For what It's worth, I translated the brochure Rotax data into a form perhaps more understandable to those of us who are not fully into the metric system as yet. The power vs. RPM curve labelled "Propeller Curve" was initially a bit of a mystery to me, but ultimately seeing how it differed substantially from certain of my prop calculations, for conditions I have flown, I have decided it represents the maximum power available from the engine at a given RPM. The thermal efficiency plot is interesting. Many years ago in engineering school we were told that car engines are only about 25% efficient overall. Although I'm sure that number has improved substantially since then, I was surprised that the 582, a lowly 2-stroke, did so well. So here they are. Enjoy!

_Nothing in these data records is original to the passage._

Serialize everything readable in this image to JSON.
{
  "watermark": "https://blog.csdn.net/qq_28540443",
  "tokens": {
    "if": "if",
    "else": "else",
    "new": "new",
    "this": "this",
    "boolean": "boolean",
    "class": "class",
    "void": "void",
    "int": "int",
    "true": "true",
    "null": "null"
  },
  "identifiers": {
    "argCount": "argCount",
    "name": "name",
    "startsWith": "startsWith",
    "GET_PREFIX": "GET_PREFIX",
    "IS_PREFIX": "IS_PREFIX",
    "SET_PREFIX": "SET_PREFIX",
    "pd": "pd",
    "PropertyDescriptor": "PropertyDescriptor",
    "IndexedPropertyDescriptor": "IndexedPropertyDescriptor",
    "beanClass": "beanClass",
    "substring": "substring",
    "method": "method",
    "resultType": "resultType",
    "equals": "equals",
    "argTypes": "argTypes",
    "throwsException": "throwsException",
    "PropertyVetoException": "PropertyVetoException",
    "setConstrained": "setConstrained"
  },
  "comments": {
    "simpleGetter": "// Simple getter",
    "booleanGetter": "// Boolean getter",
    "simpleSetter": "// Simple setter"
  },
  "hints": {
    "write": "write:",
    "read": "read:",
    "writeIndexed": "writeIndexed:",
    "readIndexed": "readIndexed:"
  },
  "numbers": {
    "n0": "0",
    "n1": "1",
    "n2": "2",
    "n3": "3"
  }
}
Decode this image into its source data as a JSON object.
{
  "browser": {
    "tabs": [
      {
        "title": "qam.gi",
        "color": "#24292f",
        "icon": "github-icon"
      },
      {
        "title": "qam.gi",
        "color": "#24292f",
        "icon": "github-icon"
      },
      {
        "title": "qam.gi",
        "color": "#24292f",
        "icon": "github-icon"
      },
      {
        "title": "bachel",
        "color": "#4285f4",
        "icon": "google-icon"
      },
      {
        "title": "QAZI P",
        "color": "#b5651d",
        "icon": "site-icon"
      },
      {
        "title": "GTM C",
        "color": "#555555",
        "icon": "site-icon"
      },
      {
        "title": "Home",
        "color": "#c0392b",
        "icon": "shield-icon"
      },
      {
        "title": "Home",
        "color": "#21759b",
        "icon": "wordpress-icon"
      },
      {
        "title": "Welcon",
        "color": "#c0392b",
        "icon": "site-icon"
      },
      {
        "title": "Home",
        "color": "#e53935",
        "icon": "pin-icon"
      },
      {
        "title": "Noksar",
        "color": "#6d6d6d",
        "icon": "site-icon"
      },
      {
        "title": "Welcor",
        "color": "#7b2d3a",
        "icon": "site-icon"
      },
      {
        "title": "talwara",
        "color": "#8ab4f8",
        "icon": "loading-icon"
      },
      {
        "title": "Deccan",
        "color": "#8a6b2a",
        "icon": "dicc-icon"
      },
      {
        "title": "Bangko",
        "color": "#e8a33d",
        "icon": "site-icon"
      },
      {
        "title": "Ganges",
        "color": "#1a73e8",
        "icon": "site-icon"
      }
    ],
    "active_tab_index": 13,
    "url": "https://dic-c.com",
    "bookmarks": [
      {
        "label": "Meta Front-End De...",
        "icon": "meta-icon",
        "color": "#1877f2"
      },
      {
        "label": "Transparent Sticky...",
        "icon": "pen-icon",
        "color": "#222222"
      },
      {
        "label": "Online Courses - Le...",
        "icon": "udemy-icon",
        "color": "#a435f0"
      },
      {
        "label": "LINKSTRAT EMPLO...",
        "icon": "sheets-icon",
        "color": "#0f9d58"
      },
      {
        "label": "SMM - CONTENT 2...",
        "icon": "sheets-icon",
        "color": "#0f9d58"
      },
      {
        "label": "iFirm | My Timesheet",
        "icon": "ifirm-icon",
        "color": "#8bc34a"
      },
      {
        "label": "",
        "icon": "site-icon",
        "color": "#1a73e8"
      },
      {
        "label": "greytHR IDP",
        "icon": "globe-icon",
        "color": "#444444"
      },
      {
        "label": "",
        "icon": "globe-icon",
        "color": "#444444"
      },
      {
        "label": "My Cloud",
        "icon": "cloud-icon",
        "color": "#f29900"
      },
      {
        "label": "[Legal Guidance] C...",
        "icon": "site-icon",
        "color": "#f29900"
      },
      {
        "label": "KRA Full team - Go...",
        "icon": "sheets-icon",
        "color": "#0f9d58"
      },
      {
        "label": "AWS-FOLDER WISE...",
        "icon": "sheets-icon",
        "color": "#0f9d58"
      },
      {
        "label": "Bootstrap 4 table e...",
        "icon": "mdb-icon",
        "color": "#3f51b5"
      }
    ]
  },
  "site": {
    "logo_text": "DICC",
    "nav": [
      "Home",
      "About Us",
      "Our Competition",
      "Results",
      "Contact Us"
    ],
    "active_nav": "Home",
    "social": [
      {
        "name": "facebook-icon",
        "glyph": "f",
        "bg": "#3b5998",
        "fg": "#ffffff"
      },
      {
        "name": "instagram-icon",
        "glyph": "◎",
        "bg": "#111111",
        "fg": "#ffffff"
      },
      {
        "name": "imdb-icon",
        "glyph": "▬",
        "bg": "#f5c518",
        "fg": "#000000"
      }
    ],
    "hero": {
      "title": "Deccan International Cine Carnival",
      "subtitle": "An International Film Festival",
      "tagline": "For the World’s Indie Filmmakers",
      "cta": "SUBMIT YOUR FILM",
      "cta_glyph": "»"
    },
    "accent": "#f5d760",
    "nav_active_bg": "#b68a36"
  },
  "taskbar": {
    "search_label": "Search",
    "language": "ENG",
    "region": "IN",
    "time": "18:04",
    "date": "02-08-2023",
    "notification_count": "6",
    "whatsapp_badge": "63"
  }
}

Great points! You Alaskans impress the hell out of me! Down here at 46 deg N, I'm not flying. Too cold! Maybe after I finish installing a heating system... One thing that I forgot to include in my long-winded discourse is the issue of ignition timing. 4-strokes, at least the more sophisticated ones, feature some combination of vacuum and centrifugal spark advance. Both are aimed at advancing the start of the combustion event as the engine speeds up, and/or intake manifold absolute pressure is reduced. With the 2-stroke, things get complicated, and exhaust- system scavenging tends to drive the advance curve, often actually retarding the spark under these same conditions. With the 582 the exhaust system is de-tuned for a more even power band, and the engine has no spark advance mechanism at all! In either case, with a 2-stroke, we're stuck with essentially the same problem with high-speed, part-throttle operation.
Allen, Having four cylinders vs. the two of the 582 should provide a little mercy, but I would agree: the principles are the same. I wonder if 4-strokes see any EGT rise under part-throttle overspeed conditions? One would think this could be hard on exhaust valves! Perhaps it's effectively masked (or overwhelmed) by continued cylinder cooling prior to and during the exhaust stroke.